Circa il fatto, poi, che queste creature aliene siano in grado di comunicare, cosa che non saprei stimare, non scommetterei comunque sul fatto che noi saremmo così pronti a decifrarne l’eventuale linguaggio: da poco abbiamo appreso a comprendere il sistema comunicativo delle api, e poco comprendiamo di molti altri sistemi comunicativi animali… Che queste eventuali intelligenze extra-terrestri possano non essere afflitte dalle nostre stesse limitazioni è cosa che non possiamo discutere, trattandosi appunto delle nostre limitazioni.


Roberto Vacca
Fattore L: Quale potrebbe essere la durata media di una civiltà extraterrestre potenzialmente in grado di comunicare con altre civiltà presenti nel cosmo? Lo abbiamo chiesto a Roberto Vacca, scrittore, divulgatore, ingegnere esperto di sistemi complessi e futurologo.

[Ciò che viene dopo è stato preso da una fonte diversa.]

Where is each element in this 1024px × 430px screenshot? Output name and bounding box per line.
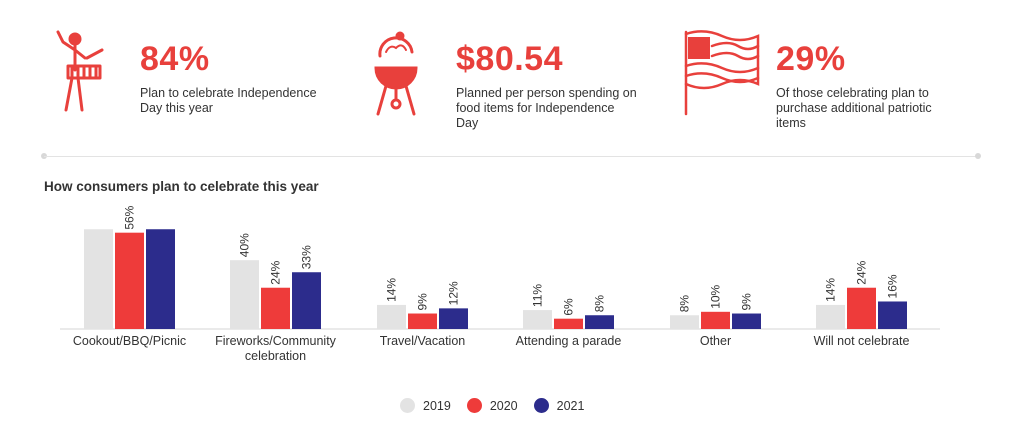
stat-celebrate-desc: Plan to celebrate Independence Day this … [140,86,360,116]
stat-patriotic-desc: Of those celebrating plan to purchase ad… [776,86,996,131]
bar-2020-1 [261,287,290,329]
bar-2021-3 [585,315,614,329]
bar-chart: 56% Cookout/BBQ/Picnic 40% 24% 33% Fireworks/… [60,205,940,363]
bar-2019-4 [670,315,699,329]
stat-spending-desc: Planned per person spending on food item… [456,86,676,131]
legend-item-2019: 2019 [400,398,451,413]
bar-2021-5 [878,301,907,329]
desc-line: Planned per person spending on [456,86,637,100]
bar-2020-2 [408,313,437,329]
flag-icon [684,30,760,116]
bar-2020-4 [701,311,730,329]
data-label-2020-5: 24% [855,260,869,284]
bar-2019-0 [84,229,113,329]
stat-celebrate-value: 84% [140,40,210,78]
desc-line: Day this year [140,101,213,115]
desc-line: food items for Independence [456,101,615,115]
bar-2019-3 [523,310,552,329]
category-label-3: Attending a parade [516,334,622,348]
data-label-2021-4: 9% [740,293,754,311]
data-label-2020-4: 10% [709,284,723,308]
divider [44,156,978,157]
bar-2021-4 [732,313,761,329]
desc-line: Plan to celebrate Independence [140,86,317,100]
bar-2021-0 [146,229,175,329]
data-label-2019-2: 14% [385,278,399,302]
chart-title: How consumers plan to celebrate this yea… [44,179,319,194]
bar-2019-5 [816,304,845,329]
category-label-0: Cookout/BBQ/Picnic [73,334,186,348]
category-label-4: Other [700,334,731,348]
stat-patriotic-value: 29% [776,40,846,78]
data-label-2021-2: 12% [447,281,461,305]
category-label-5: Will not celebrate [814,334,910,348]
legend-swatch-2019 [400,398,415,413]
divider-dot-right [975,153,981,159]
bar-2020-0 [115,232,144,329]
data-label-2019-3: 11% [531,284,545,307]
bar-2020-3 [554,318,583,329]
data-label-2019-1: 40% [238,233,252,257]
bar-2019-2 [377,304,406,329]
legend-swatch-2020 [466,398,482,413]
bar-2021-1 [292,272,321,329]
category-label-2: Travel/Vacation [380,334,466,348]
data-label-2019-5: 14% [824,278,838,302]
data-label-2019-4: 8% [678,295,692,313]
legend-label-2021: 2021 [556,398,585,413]
legend-item-2020: 2020 [466,398,518,413]
stat-spending-value: $80.54 [456,40,563,78]
bar-2020-5 [847,287,876,329]
category-label-1: celebration [245,349,306,363]
legend-label-2020: 2020 [489,398,518,413]
data-label-2020-0: 56% [123,205,137,229]
desc-line: Day [456,116,479,130]
bar-2019-1 [230,260,259,329]
drummer-icon [56,30,104,112]
desc-line: purchase additional patriotic [776,101,932,115]
data-label-2021-1: 33% [300,245,314,269]
desc-line: items [776,116,806,130]
grill-icon [374,31,418,116]
legend-label-2019: 2019 [423,398,451,413]
data-label-2021-3: 8% [593,295,607,313]
bar-2021-2 [439,308,468,329]
data-label-2021-5: 16% [886,274,900,298]
data-label-2020-1: 24% [269,260,283,284]
data-label-2020-3: 6% [562,298,576,316]
category-label-1: Fireworks/Community [215,334,337,348]
legend-item-2021: 2021 [533,398,585,413]
desc-line: Of those celebrating plan to [776,86,929,100]
data-label-2020-2: 9% [416,293,430,311]
legend: 2019 2020 2021 [400,398,600,413]
legend-swatch-2021 [533,398,549,413]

Abbiamo esperienza di una sola civiltà che potrebbe comunicare con altre presenti nel cosmo. Dunque è insensato fare illazioni sulla durata media delle civiltà capaci di comunicare – forse non ce ne sono altre. L’equazione di Drake comprende 3 fattori variabili fra 0 e 100% : il che vuol dire che non possiamo fare nessun calcolo di probabilità.

A intuito dico che è ragionevole pensare all’esistenza di altre forme di vita intelligente, ma sono troppo lontane. Enrico Fermi disse: “Ci saranno, ma se potessero arrivare fino a noi lo avrebbero già fatto.” Nei mari abbiamo i delfini: intelligenti, comunicatori e con un cervello cinque volte più grosso del nostro, ma non comunichiamo quasi affatto.